What are the implications for both employees and organizations? Employees will not recover effectively, potentially leading to decreased work performance over the long term.
MAKING TIME FOR PLEASURE
For many people working in increasingly demanding jobs, the idea of spending time visiting friends, watching a film or taking a stroll in the park after work, does not seem like the best way to become more effective at work. When we’re under pressure we have the urge to work later and power through rather than pursuing pleasurable activities. But that doesn’t necessarily make us more productive.
Our energy is not infinite and we need to restore it through activities we enjoy outside work. When staying late becomes the norm it is unlikely to be sustainable and may undermine one’s performance.
Being mentally strong is about having the fortitude to seek out pleasurable activities in the evening that will allow you to be happier and more successful at what you do.
Our research challenges the traditional mind-set in many Asian workplaces, where employees are typically rewarded for working the longest hours. In Japan, for instance, office workers work for long hours. Last year, a Japanese woman died from overwork after clocking in 159 hours of overtime.

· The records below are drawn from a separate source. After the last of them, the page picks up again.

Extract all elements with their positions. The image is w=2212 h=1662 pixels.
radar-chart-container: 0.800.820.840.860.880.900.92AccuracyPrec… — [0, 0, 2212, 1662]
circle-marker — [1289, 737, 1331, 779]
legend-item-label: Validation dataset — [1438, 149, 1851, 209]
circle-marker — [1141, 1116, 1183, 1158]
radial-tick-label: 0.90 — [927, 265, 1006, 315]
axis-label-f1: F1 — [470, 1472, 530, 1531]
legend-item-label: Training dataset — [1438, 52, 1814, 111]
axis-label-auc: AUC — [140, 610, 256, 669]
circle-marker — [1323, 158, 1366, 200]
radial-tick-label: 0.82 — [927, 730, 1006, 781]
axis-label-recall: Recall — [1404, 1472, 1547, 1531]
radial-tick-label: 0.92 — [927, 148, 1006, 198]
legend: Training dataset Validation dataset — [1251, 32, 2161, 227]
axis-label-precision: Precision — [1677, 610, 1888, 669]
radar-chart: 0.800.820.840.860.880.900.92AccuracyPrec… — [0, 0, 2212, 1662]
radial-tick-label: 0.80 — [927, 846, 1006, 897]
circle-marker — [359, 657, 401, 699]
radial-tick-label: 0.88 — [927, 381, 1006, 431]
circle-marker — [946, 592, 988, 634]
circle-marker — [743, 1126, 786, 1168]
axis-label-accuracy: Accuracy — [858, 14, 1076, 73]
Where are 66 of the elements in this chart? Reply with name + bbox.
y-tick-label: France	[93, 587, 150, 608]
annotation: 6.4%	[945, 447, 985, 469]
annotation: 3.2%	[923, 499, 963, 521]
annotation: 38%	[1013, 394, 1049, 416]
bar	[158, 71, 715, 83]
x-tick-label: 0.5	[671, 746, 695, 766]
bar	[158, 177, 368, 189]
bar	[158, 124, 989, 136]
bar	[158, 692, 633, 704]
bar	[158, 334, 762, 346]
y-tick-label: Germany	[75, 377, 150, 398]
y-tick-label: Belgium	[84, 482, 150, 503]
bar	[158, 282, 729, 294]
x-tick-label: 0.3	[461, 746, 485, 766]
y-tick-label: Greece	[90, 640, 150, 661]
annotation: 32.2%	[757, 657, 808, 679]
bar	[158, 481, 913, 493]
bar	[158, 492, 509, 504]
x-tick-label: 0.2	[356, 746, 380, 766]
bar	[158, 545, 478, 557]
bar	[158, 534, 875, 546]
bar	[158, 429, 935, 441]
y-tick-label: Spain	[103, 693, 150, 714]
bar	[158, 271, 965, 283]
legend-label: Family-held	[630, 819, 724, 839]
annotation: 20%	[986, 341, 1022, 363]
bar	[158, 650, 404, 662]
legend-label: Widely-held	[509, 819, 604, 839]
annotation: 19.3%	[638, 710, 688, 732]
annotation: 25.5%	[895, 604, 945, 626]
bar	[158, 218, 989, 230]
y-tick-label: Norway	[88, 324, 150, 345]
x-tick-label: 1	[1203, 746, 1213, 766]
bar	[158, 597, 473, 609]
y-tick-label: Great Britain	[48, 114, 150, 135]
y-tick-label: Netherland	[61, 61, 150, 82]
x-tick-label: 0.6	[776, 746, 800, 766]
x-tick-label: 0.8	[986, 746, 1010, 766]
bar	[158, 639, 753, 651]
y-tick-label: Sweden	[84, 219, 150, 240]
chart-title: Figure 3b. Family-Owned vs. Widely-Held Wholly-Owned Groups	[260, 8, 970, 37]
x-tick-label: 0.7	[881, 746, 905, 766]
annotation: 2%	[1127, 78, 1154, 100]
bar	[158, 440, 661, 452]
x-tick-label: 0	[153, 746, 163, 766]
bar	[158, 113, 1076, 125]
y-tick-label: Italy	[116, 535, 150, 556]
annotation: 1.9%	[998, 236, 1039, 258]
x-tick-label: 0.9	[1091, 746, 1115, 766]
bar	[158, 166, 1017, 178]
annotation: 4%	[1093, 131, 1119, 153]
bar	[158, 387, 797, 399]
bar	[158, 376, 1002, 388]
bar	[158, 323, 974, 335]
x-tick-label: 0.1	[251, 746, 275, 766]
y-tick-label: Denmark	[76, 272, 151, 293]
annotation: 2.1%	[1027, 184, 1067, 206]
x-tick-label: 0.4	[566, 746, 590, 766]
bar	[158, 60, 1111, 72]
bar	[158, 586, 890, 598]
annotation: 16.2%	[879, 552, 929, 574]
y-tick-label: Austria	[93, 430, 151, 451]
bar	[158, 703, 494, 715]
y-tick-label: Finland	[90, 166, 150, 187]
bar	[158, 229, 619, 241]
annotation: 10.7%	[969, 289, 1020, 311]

Fortunately, organizations have realized that there are diminishing productivity gains from employees working longer hours. For instance, nurses and health workers are now given shorter hours by the government.
Giving staff time to pursue enjoyable activities means they can return to work rejuvenated, and the resulting energy boost these employees gain is important in driving sustainable productivity.
 
Irene de Pater is an Assistant Professor in the Department of Management and Organisation at the National University of Singapore (NUS) Business School. The opinions expressed are those of the writer and do not represent the views and opinions of NUS.